Basketball Ireland has taken the decision to deactivate both the senior men’s and women’s international teams due to the effects of a financial crisis within the organisation.
The full effect of this financial crisis is a debt of €1.2m, which makes the continued funding of the international teams too much of a financial burden.
This will come as a major disappointment to the Ireland women’s team, who had previously lobbied the organisation to allow them to continue competing with funding sourced elsewhere.
Paul Meany, executive chairman of Basketball Ireland, said: ‘This is a financial rather than a philosophical decision.’
‘We have had to cut back on every possible way or we face the scenario of Basketball Ireland collapsing.
‘This time last year we had 27 staff. Now we have 11. I am here in a voluntary capacity.

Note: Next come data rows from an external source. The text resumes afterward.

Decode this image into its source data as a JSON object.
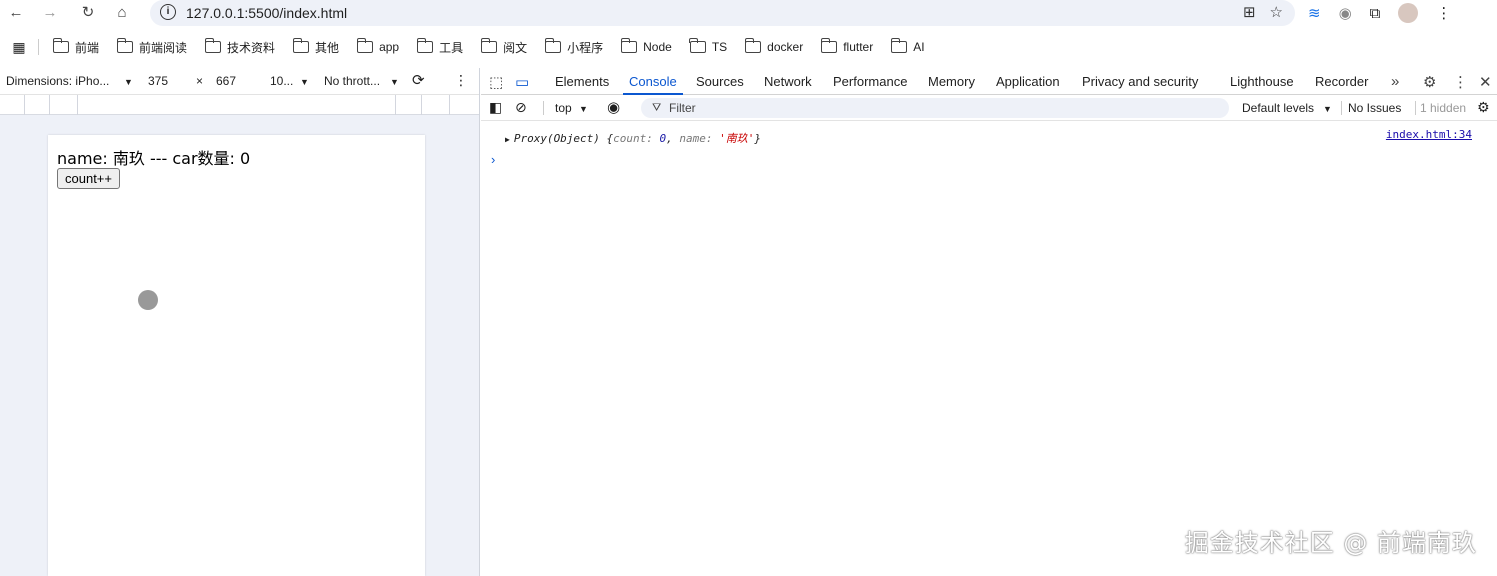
{
  "browser": {
    "url": "127.0.0.1:5500/index.html",
    "bookmarks": [
      "前端",
      "前端阅读",
      "技术资料",
      "其他",
      "app",
      "工具",
      "阅文",
      "小程序",
      "Node",
      "TS",
      "docker",
      "flutter",
      "AI"
    ]
  },
  "device_toolbar": {
    "dimensions": "Dimensions: iPho...",
    "width": "375",
    "times": "×",
    "height": "667",
    "zoom": "10...",
    "throttle": "No thrott..."
  },
  "page": {
    "text": "name: 南玖 --- car数量: 0",
    "button": "count++"
  },
  "devtools": {
    "tabs": [
      "Elements",
      "Console",
      "Sources",
      "Network",
      "Performance",
      "Memory",
      "Application",
      "Privacy and security",
      "Lighthouse",
      "Recorder"
    ],
    "active_tab": "Console",
    "context": "top",
    "filter_placeholder": "Filter",
    "levels": "Default levels",
    "issues": "No Issues",
    "hidden": "1 hidden",
    "log": {
      "prefix": "Proxy(Object) {",
      "k1": "count",
      "v1": "0",
      "k2": "name",
      "v2": "'南玖'",
      "suffix": "}",
      "source": "index.html:34"
    }
  },
  "watermark": "掘金技术社区 @ 前端南玖"
}
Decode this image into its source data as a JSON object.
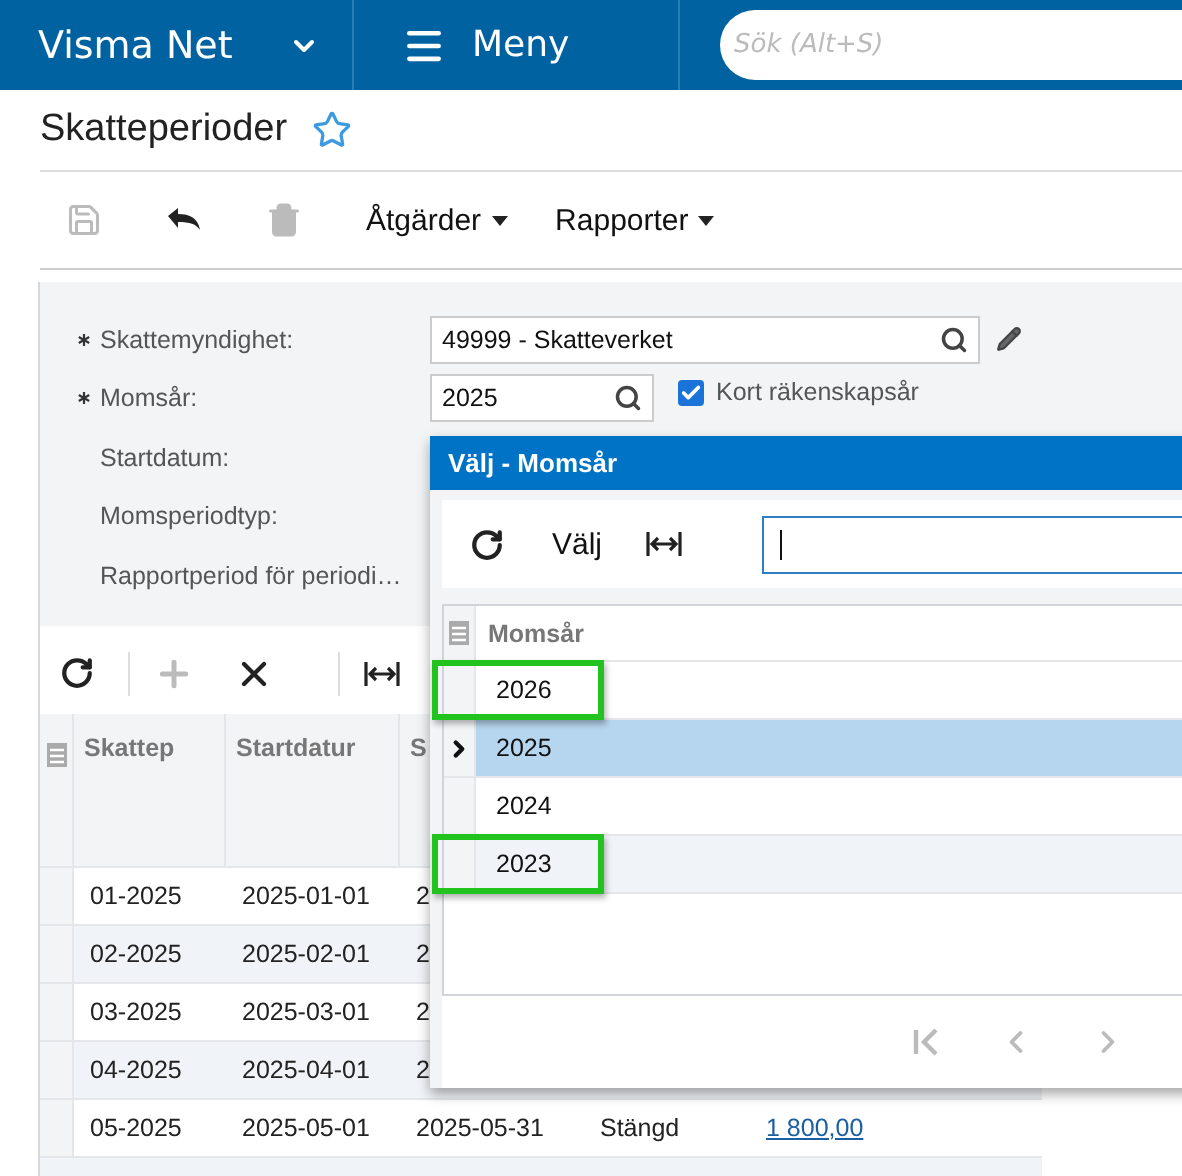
{
  "top_bar": {
    "brand": "Visma Net",
    "menu": "Meny",
    "search": {
      "placeholder": "Sök (Alt+S)"
    }
  },
  "page": {
    "title": "Skatteperioder",
    "favorite": false
  },
  "toolbar": {
    "actions": [
      {
        "kind": "save",
        "disabled": true
      },
      {
        "kind": "undo",
        "disabled": false
      },
      {
        "kind": "delete",
        "disabled": true
      }
    ],
    "menus": [
      "Åtgärder",
      "Rapporter"
    ]
  },
  "form": {
    "fields": [
      {
        "label": "Skattemyndighet:",
        "required": true,
        "kind": "lookup_edit",
        "value": "49999 - Skatteverket"
      },
      {
        "label": "Momsår:",
        "required": true,
        "kind": "lookup_check",
        "value": "2025",
        "checkbox": {
          "label": "Kort räkenskapsår",
          "checked": true
        }
      },
      {
        "label": "Startdatum:",
        "required": false,
        "kind": "covered"
      },
      {
        "label": "Momsperiodtyp:",
        "required": false,
        "kind": "covered"
      },
      {
        "label": "Rapportperiod för periodi…",
        "required": false,
        "kind": "covered"
      }
    ]
  },
  "grid": {
    "actions": [
      {
        "kind": "refresh",
        "disabled": false
      },
      {
        "kind": "add",
        "disabled": true
      },
      {
        "kind": "delete",
        "disabled": false
      },
      {
        "kind": "fit",
        "disabled": false
      }
    ],
    "columns": [
      "Skattep",
      "Startdatur",
      "S"
    ],
    "rows": [
      {
        "period": "01-2025",
        "start": "2025-01-01",
        "end": "2"
      },
      {
        "period": "02-2025",
        "start": "2025-02-01",
        "end": "2"
      },
      {
        "period": "03-2025",
        "start": "2025-03-01",
        "end": "2"
      },
      {
        "period": "04-2025",
        "start": "2025-04-01",
        "end": "2"
      },
      {
        "period": "05-2025",
        "start": "2025-05-01",
        "end": "2025-05-31",
        "status": "Stängd",
        "amount": "1 800,00"
      }
    ]
  },
  "popup": {
    "title": "Välj - Momsår",
    "select": "Välj",
    "search": {
      "focused": true
    },
    "column": "Momsår",
    "rows": [
      {
        "year": "2026",
        "selected": false,
        "highlighted": true
      },
      {
        "year": "2025",
        "selected": true,
        "highlighted": false
      },
      {
        "year": "2024",
        "selected": false,
        "highlighted": false
      },
      {
        "year": "2023",
        "selected": false,
        "highlighted": true
      }
    ]
  }
}
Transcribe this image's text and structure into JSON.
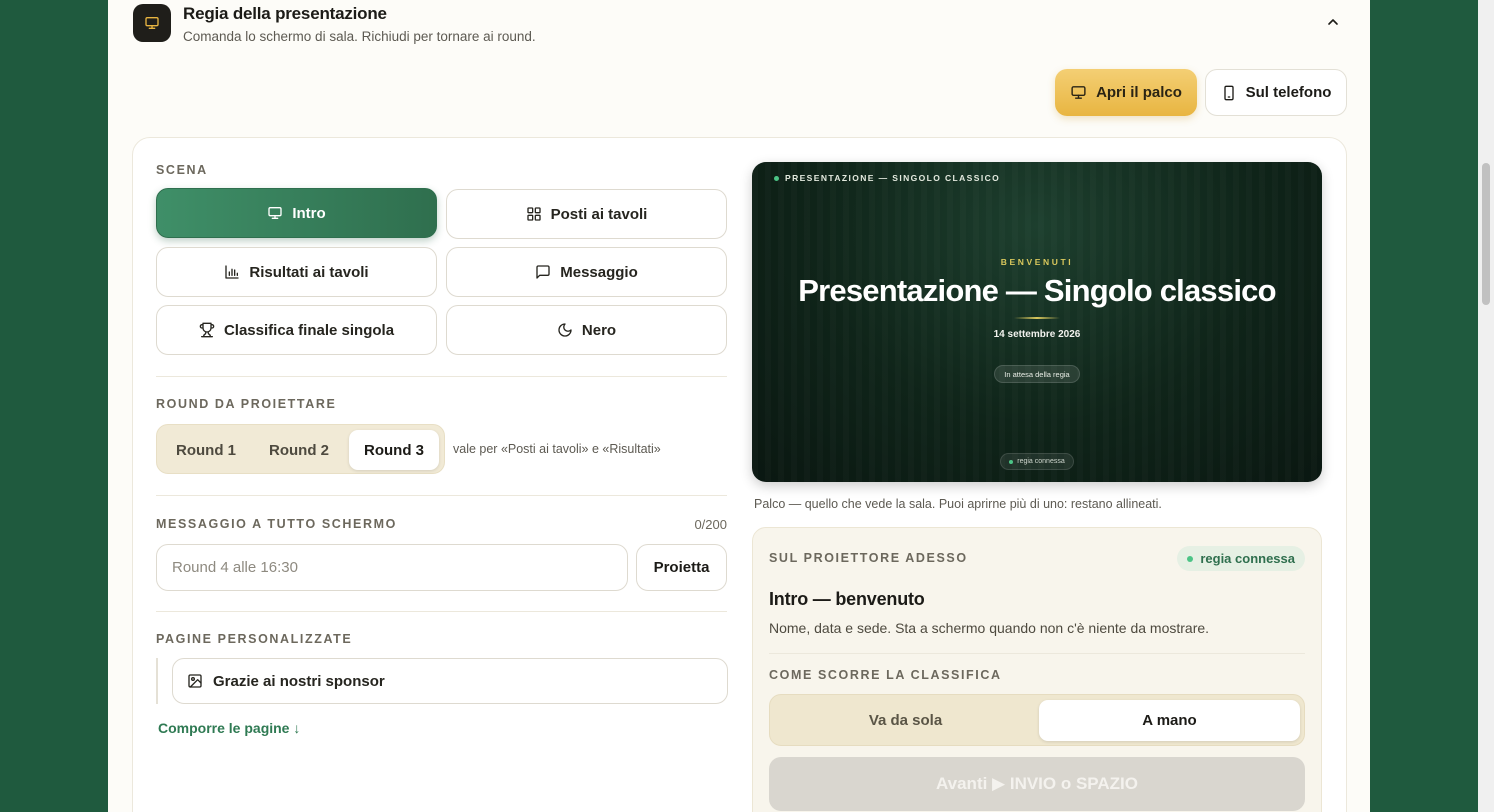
{
  "header": {
    "title": "Regia della presentazione",
    "subtitle": "Comanda lo schermo di sala. Richiudi per tornare ai round."
  },
  "toolbar": {
    "stage_label": "Apri il palco",
    "phone_label": "Sul telefono"
  },
  "scene": {
    "label": "SCENA",
    "buttons": [
      {
        "label": "Intro",
        "icon": "monitor-icon",
        "active": true
      },
      {
        "label": "Posti ai tavoli",
        "icon": "grid-icon",
        "active": false
      },
      {
        "label": "Risultati ai tavoli",
        "icon": "bar-chart-icon",
        "active": false
      },
      {
        "label": "Messaggio",
        "icon": "message-icon",
        "active": false
      },
      {
        "label": "Classifica finale singola",
        "icon": "trophy-icon",
        "active": false
      },
      {
        "label": "Nero",
        "icon": "moon-icon",
        "active": false
      }
    ]
  },
  "rounds": {
    "label": "ROUND DA PROIETTARE",
    "options": [
      "Round 1",
      "Round 2",
      "Round 3"
    ],
    "selected": "Round 3",
    "note": "vale per «Posti ai tavoli» e «Risultati»"
  },
  "message": {
    "label": "MESSAGGIO A TUTTO SCHERMO",
    "counter": "0/200",
    "placeholder": "Round 4 alle 16:30",
    "value": "",
    "project_label": "Proietta"
  },
  "custom_pages": {
    "label": "PAGINE PERSONALIZZATE",
    "items": [
      {
        "label": "Grazie ai nostri sponsor",
        "icon": "image-icon"
      }
    ],
    "compose_link": "Comporre le pagine ↓"
  },
  "preview": {
    "top_label": "PRESENTAZIONE — SINGOLO CLASSICO",
    "welcome": "BENVENUTI",
    "title": "Presentazione — Singolo classico",
    "date": "14 settembre 2026",
    "waiting": "In attesa della regia",
    "connection": "regia connessa",
    "caption": "Palco — quello che vede la sala. Puoi aprirne più di uno: restano allineati."
  },
  "status": {
    "label": "SUL PROIETTORE ADESSO",
    "badge": "regia connessa",
    "now_title": "Intro — benvenuto",
    "now_desc": "Nome, data e sede. Sta a schermo quando non c'è niente da mostrare.",
    "scroll_label": "COME SCORRE LA CLASSIFICA",
    "scroll_options": [
      "Va da sola",
      "A mano"
    ],
    "scroll_selected": "A mano",
    "next_label": "Avanti ▶ INVIO o SPAZIO"
  },
  "colors": {
    "background": "#1f5a3e",
    "accent_green": "#2f6f4e",
    "gold": "#e8b541"
  }
}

FIBA have been very understanding about this and have given us a measure of support.
‘We have always had a hand-to-mouth existence here, but a combination of bad financial information and maybe trying to develop the sport more quickly than was feasible has left us with no choice but to make these decisions.’
The Ireland women’s team came extremely close to promotion to the top tier of European basketball last season – the A division - and this decision is extremely disheartening for the squad and management.
Anne Diffney, the Irish team manager, only became aware of the possibility of Ireland not being entered into competition this year when the team did not appear in the seeding for the next European competitions. At this point she was informed that the funding for the national teams may be discontinued.
Diffney commented: ‘There was a late entry date of 16 January, which we begged Basketball Ireland to go for. If we ended up not entering, the fine would have been €2,500. But if you are €1.4m in debt, what difference does that make? And we – the women’s team – would have been prepared to pay the fine anyway.
‘We felt FIBA would have looked favourably on our case because we are a small nation, we did well in the last competition and there were only nine countries in our division: we would have balanced it up. But we were not given the option of raising the money so we are out in the cold.’
The Dutch team, which Ireland was in direct competition with to claim second spot in their division, has an annual budget of €1m. Ireland’s budget, by comparison, was only €48,000.
The nation’s underage teams will continue to compete in European competition, for the reason that they have always been entirely self-funded.
Meany, meanwhile, is hopeful that Basketball Ireland will be able to return both international sides to European competition by 2012.